Being a minimalist in a void would be so easy. There would be no peer pressure to spend money on needless things. There would be no need to explain your minimalist ways and budgeting to people.
It’s not the reality, though, and as a result, being minimalist isn’t always easy.
For me, the biggest obstacle on my path to less is my family. It might seem weird, especially when you take into account how supportive my mother was when I wanted to modify my diet to be more sustainable.
Nonetheless, there seems to be a big difference between trying to be sustainable and trying to be minimalist, when it comes to my family.
I’ve written before about my family’s history and the money situation I had before embarking on my path to less. Once I started earning my own money, I started spending them senselessly. Having stuff felt good, especially when I was painfully aware of how much it sucked to not have stuff.
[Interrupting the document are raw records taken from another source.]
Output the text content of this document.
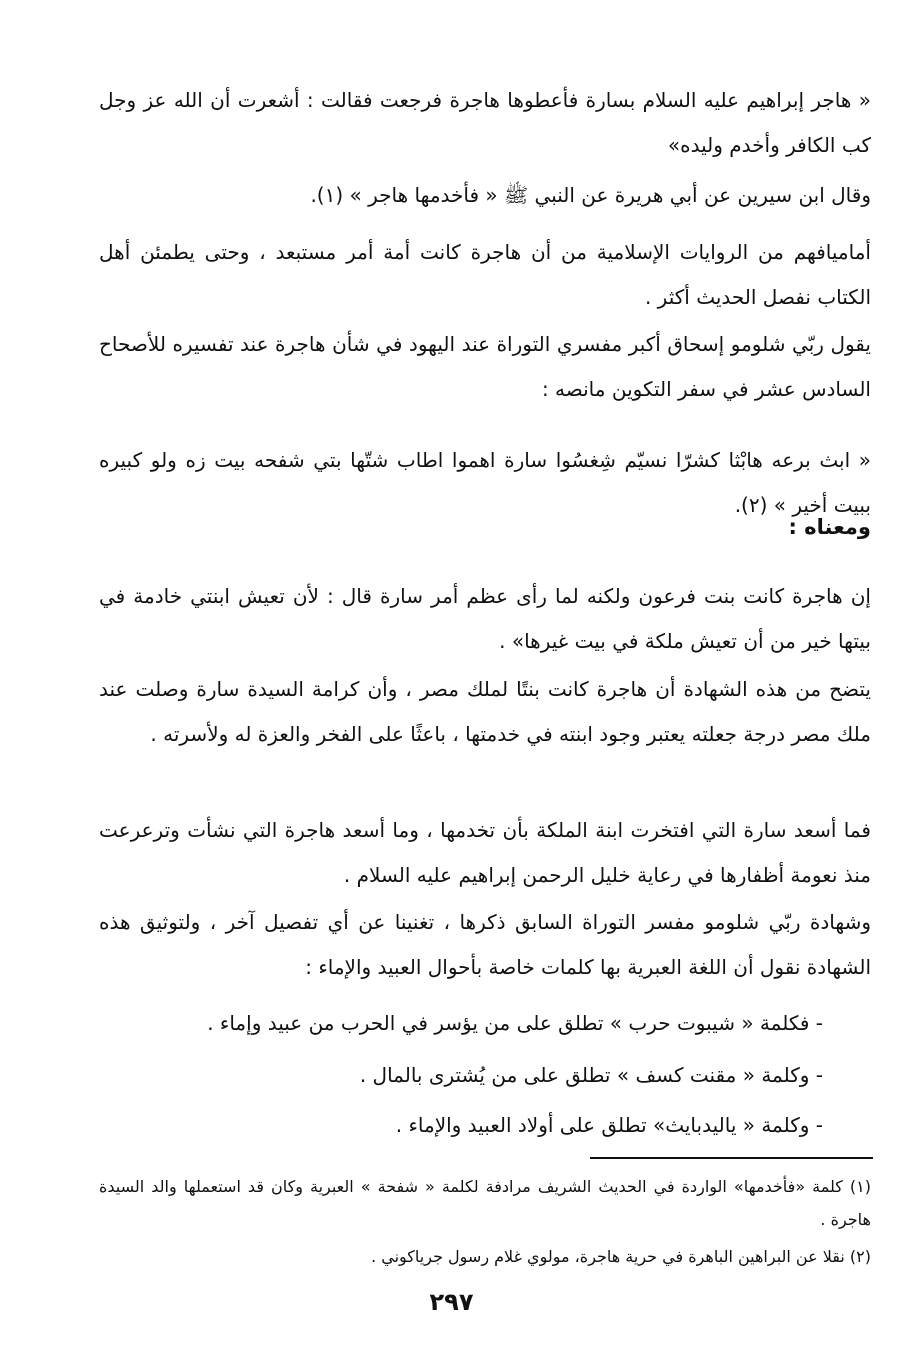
« هاجر إبراهيم عليه السلام بسارة فأعطوها هاجرة فرجعت فقالت : أشعرت أن الله عز وجل كب الكافر وأخدم وليده»

وقال ابن سيرين عن أبي هريرة عن النبي ﷺ « فأخدمها هاجر » (١).

أماميافهم من الروايات الإسلامية من أن هاجرة كانت أمة أمر مستبعد ، وحتى يطمئن أهل الكتاب نفصل الحديث أكثر .

يقول ربّي شلومو إسحاق أكبر مفسري التوراة عند اليهود في شأن هاجرة عند تفسيره للأصحاح السادس عشر في سفر التكوين مانصه :

« ابث برعه هابْثا كشرّا نسيّم شِغسُوا سارة اهموا اطاب شتّها بتي شفحه بيت زه ولو كبيره ببيت أخير » (٢).

ومعناه :

إن هاجرة كانت بنت فرعون ولكنه لما رأى عظم أمر سارة قال : لأن تعيش ابنتي خادمة في بيتها خير من أن تعيش ملكة في بيت غيرها» .

يتضح من هذه الشهادة أن هاجرة كانت بنتًا لملك مصر ، وأن كرامة السيدة سارة وصلت عند ملك مصر درجة جعلته يعتبر وجود ابنته في خدمتها ، باعثًا على الفخر والعزة له ولأسرته .

فما أسعد سارة التي افتخرت ابنة الملكة بأن تخدمها ، وما أسعد هاجرة التي نشأت وترعرعت منذ نعومة أظفارها في رعاية خليل الرحمن إبراهيم عليه السلام .

وشهادة ربّي شلومو مفسر التوراة السابق ذكرها ، تغنينا عن أي تفصيل آخر ، ولتوثيق هذه الشهادة نقول أن اللغة العبرية بها كلمات خاصة بأحوال العبيد والإماء :

- فكلمة « شيبوت حرب » تطلق على من يؤسر في الحرب من عبيد وإماء .

- وكلمة « مقنت كسف » تطلق على من يُشترى بالمال .

- وكلمة « ياليدبايث» تطلق على أولاد العبيد والإماء .

(١) كلمة «فأخدمها» الواردة في الحديث الشريف مرادفة لكلمة « شفحة » العبرية وكان قد استعملها والد السيدة هاجرة .

(٢) نقلا عن البراهين الباهرة في حرية هاجرة، مولوي غلام رسول جرياكوني .

٢٩٧
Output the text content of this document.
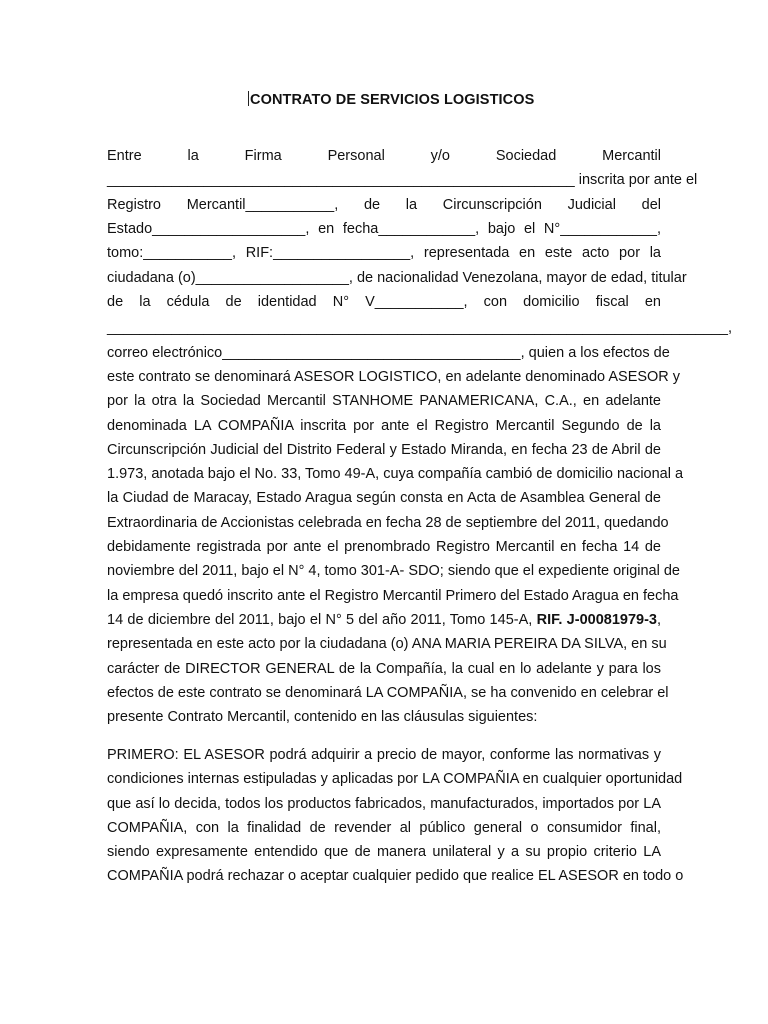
CONTRATO DE SERVICIOS LOGISTICOS
Entre la Firma Personal y/o Sociedad Mercantil
__________________________________________________________ inscrita por ante el
Registro Mercantil___________, de la Circunscripción Judicial del
Estado___________________, en fecha____________, bajo el N°____________,
tomo:___________, RIF:_________________, representada en este acto por la
ciudadana (o)___________________, de nacionalidad Venezolana, mayor de edad, titular
de la cédula de identidad N° V___________, con domicilio fiscal en
_____________________________________________________________________________,
correo electrónico_____________________________________, quien a los efectos de
este contrato se denominará ASESOR LOGISTICO, en adelante denominado ASESOR y
por la otra la Sociedad Mercantil STANHOME PANAMERICANA, C.A., en adelante
denominada LA COMPAÑIA inscrita por ante el Registro Mercantil Segundo de la
Circunscripción Judicial del Distrito Federal y Estado Miranda, en fecha 23 de Abril de
1.973, anotada bajo el No. 33, Tomo 49-A, cuya compañía cambió de domicilio nacional a
la Ciudad de Maracay, Estado Aragua según consta en Acta de Asamblea General de
Extraordinaria de Accionistas celebrada en fecha 28 de septiembre del 2011, quedando
debidamente registrada por ante el prenombrado Registro Mercantil en fecha 14 de
noviembre del 2011, bajo el N° 4, tomo 301-A- SDO; siendo que el expediente original de
la empresa quedó inscrito ante el Registro Mercantil Primero del Estado Aragua en fecha
14 de diciembre del 2011, bajo el N° 5 del año 2011, Tomo 145-A, RIF. J-00081979-3,
representada en este acto por la ciudadana (o) ANA MARIA PEREIRA DA SILVA, en su
carácter de DIRECTOR GENERAL de la Compañía, la cual en lo adelante y para los
efectos de este contrato se denominará LA COMPAÑIA, se ha convenido en celebrar el
presente Contrato Mercantil, contenido en las cláusulas siguientes:
PRIMERO: EL ASESOR podrá adquirir a precio de mayor, conforme las normativas y
condiciones internas estipuladas y aplicadas por LA COMPAÑIA en cualquier oportunidad
que así lo decida, todos los productos fabricados, manufacturados, importados por LA
COMPAÑIA, con la finalidad de revender al público general o consumidor final,
siendo expresamente entendido que de manera unilateral y a su propio criterio LA
COMPAÑIA podrá rechazar o aceptar cualquier pedido que realice EL ASESOR en todo o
It took me a long while to calm down and reassess my priorities.
I had to do a lot of thinking and looking inside, as I figured out what really mattered to me. It was a relief when I finally arrived at the conclusion that I didn’t care about stuff.
My family, my mother in particular, never got to that place.
For my mom, who is very much part of the older generation, having material things meant that she could afford them. They were proof that she had money. Having money, whether real or just perceived, meant security and safety. Being able to buy her kids things, buy her grandkids things, it always meant everything to her.
When I stopped wanting things and actively started to declutter, there was a moment when my mom didn’t really know what to say or do. It not only meant I didn’t actively talk about getting new things, but I also did my best to discourage her from buying things we didn’t really need.
It’s been a journey. Sometimes it’s easy to convince my mother to be more conscious when spending money. I’m slowly showing her I’m saving, and she is slowly learning to save as well. Though I have to accept that she will never be a minimalist because material stuff will always be a status and safety symbol for her.
I try not to push my minimalist ways onto her and hopefully, as time goes by, we’ll find a balance where she doesn’t ask me to buy new things and I don’t feel guilty about fighting all the spending…
How do you talk to your non-minimalist family members? What’s the biggest struggle?